Philosophy Now Forum

Let □ be the operator "it is provable in ZFC".
Let 'P' mean that the Continuum Hypothesis is the case.
Take the following Natural Deduction argument in GL provability logic:

1.□(~□P→(□P→P) Theorem Intro. (Prop. Logic)
2.□(~□~P→(□~P→~P)) Theorem Intro. (Prop. Logic)
3.□~□P→□(□P→P) 1, Distribution
4.□~□~P→□(□~P→~P) 2, Distribution
5.□(□P→P)→□P Löb's Rule
6.□(□~P→~P)→□~P Löb's Rule
7.□~□P ∧ □~□~P Theorem Intro. (Independence of the Continuum Hypothesis from ZFC)
8.(□~□P ∧ □~□~P)→(□P ∧ □~P) Theorem Intro. (Prop. Logic)
9.□(P ∧ ~P) 7,8 Modus Ponens; Theorem Intro. (System K)

Is this kind of result already known? What does it mean? Is it just equivalent to Gödel's Theorems? Any feedback would be appreciated!

1. All logical systems require axioms.

2. These axioms are unproven except through the proofs in which they are used.

3. The proof justifies the axiom and the axiom justifies the proof.

4. Proof and axiom, as circular, thus become interchangeable: a proof is an axiom and an axiom is a proof.

5. This interchangeability, as equivocation, results in obscurity as it is self-referencing therefore the axiom is no longer the axiom and the proof is no longer the proof as both become indefinite.

6. Axioms/proofs are only that which are accepted to deal with this indefiniteness, thus logic requires intuition.

7. Intuition thus expands the circle of axiom=proof to axiom=proof=intuition.

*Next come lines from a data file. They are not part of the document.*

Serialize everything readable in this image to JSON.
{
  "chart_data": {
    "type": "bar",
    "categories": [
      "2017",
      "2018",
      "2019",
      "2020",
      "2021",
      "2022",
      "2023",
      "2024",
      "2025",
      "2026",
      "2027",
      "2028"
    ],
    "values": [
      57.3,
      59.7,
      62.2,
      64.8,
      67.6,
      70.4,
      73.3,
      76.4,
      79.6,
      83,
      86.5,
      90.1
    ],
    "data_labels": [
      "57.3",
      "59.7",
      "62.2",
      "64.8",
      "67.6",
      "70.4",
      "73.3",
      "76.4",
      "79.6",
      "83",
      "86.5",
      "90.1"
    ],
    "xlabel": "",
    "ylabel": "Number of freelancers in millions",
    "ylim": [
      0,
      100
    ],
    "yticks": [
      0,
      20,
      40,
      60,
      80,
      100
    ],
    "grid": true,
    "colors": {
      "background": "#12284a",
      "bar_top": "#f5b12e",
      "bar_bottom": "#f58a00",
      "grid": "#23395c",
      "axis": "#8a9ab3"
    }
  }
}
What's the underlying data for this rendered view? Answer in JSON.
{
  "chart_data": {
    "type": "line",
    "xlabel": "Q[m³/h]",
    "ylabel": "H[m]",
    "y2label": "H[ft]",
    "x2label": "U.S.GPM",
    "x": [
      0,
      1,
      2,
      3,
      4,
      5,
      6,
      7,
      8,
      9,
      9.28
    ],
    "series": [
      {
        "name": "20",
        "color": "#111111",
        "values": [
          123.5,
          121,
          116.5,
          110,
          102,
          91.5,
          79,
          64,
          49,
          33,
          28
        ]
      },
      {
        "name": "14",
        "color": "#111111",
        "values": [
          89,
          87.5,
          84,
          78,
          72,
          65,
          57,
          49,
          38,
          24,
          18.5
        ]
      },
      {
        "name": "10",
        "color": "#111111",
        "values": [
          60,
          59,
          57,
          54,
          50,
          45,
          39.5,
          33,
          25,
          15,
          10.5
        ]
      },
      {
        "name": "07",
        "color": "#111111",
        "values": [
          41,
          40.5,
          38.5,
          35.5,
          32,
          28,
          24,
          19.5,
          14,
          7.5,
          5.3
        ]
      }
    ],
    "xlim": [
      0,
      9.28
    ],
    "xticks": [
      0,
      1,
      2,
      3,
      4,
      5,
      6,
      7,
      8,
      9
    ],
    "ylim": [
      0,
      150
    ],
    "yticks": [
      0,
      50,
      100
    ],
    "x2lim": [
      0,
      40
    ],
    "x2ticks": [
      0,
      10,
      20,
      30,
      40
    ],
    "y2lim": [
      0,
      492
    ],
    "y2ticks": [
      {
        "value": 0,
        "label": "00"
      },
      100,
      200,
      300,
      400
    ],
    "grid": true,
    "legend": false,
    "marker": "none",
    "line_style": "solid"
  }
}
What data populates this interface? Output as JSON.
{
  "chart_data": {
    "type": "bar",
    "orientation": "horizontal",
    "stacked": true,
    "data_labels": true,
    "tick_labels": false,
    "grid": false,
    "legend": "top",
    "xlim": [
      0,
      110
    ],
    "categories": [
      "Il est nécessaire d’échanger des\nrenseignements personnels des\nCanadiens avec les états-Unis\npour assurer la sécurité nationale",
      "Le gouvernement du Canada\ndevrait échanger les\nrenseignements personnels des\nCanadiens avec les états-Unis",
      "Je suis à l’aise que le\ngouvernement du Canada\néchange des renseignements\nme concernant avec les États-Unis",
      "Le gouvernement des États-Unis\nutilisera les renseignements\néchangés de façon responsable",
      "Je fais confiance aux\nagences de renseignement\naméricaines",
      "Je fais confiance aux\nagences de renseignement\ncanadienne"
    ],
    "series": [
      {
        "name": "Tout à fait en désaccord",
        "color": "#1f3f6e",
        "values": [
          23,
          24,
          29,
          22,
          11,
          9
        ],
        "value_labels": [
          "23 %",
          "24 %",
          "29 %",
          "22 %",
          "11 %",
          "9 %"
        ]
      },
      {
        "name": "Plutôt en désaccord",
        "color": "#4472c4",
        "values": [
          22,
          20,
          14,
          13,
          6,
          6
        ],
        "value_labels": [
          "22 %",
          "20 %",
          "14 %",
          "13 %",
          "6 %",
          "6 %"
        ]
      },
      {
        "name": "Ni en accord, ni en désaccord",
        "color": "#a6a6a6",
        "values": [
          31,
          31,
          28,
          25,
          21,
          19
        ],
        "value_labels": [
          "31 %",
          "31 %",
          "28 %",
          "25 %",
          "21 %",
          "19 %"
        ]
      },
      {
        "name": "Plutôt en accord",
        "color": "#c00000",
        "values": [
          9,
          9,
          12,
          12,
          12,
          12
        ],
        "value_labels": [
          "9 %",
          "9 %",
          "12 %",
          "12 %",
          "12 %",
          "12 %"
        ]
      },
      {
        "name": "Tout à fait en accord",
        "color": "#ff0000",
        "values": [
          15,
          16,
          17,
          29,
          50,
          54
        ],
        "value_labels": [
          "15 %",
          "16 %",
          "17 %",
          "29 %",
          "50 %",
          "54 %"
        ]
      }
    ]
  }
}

8. However intuition is not universal as the axiom=proof would not have to be taught if it where such.

9. In the equivocation of "axiom=proof=intuition" the intuition not being universal necessitates the axiom/proof as not universal.

10. This absence of universality necessitates a multiplicity of logics, all of which may not agree.

11. This absence of agreement in logics results in the axiom of "Logic" being obscure.